Македонский протягивает мне стакан с чем-то темным. Явно не с чаем.

– «Горная сосна», – предупреждает он шепотом. – Пей осторожнее.

И тут я опять вспоминаю о дневнике. Не пора ли начать его заполнять? Хотя бы историями Шакала. Пролистав в Могильнике дневники известных людей (Ральф взял для меня в библиотеке целую кучу таких книг), я понял, что те, кто вел дневники, часто пропускали дни. Иногда даже целые недели. Но мне такой вариант не подходит, потому что первый отчет я должен представить послезавтра. Значит, пора приучать стаю к своему дневнику. Чем раньше, тем лучше.
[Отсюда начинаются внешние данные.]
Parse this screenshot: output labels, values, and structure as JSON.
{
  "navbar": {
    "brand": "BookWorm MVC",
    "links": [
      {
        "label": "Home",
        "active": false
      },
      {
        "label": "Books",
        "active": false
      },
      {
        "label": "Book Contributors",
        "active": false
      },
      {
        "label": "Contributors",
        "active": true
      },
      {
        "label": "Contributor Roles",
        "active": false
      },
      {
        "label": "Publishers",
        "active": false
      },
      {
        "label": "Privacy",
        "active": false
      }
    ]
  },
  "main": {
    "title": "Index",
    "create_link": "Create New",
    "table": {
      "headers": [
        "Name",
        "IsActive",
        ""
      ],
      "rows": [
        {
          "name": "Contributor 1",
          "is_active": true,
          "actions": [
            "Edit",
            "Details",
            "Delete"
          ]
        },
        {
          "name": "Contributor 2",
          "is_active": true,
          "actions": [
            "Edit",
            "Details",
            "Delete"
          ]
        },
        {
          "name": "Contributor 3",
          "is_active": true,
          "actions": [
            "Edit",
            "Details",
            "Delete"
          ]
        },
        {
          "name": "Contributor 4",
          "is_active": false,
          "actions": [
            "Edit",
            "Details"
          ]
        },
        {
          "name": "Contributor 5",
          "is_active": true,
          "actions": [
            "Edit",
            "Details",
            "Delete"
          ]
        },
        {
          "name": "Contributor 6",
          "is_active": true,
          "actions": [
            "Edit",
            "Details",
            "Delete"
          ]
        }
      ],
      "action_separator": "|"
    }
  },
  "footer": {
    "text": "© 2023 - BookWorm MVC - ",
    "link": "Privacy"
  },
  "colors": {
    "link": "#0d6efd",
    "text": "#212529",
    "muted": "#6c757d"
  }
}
Несмотря на призыв Слепого продолжать беседу, все молчат, и я, поставив стакан с чем-то коричневым, пахнущим хвоей, на одну из тарелок Табаки, достаю из сумки заветную тетрадь. Открываю, записываю дату и впадаю в ступор. Фраза «вот я и вновь в четвертой» звучит просто пошло, но ничего другого в голову не приходит. Помучившись, я записываю ее, с горящими от стыда ушами, и добавляю: «Встретили меня без особого восторга».

Табаки читает написанное, сопя и вздыхая мне в ухо.

– О, ты стал вести дневник? Что, совсем нечего было делать?

– На самом деле это довольно интересно, – объясняю я. – Пройдет несколько лет, я открою его, прочту то, что написал сегодня, и все вспомнится. То есть, конечно, не все, но основные события дня.

– Например, что «встретили тебя без особого восторга», – кивает Табаки. – Очень важное событие, а главное, приятно будет вспомнить.

– Дневник должен быть честным. Если встретили без восторга, так и надо писать.

– А если восторг был, но спрятанный в душе? – интересуется Табаки.

– Я пишу о том, что вижу, а не о том, где от меня чего спрятали.

– Понятно. И мои теории будешь пересказывать? Насчет Болезни.

– Попробую.

– Ты не сумеешь как надо. Я уверен. Все переиначишь на свой лад. Все писуны так делают. Ни словечка, как было, все, как им померещилось.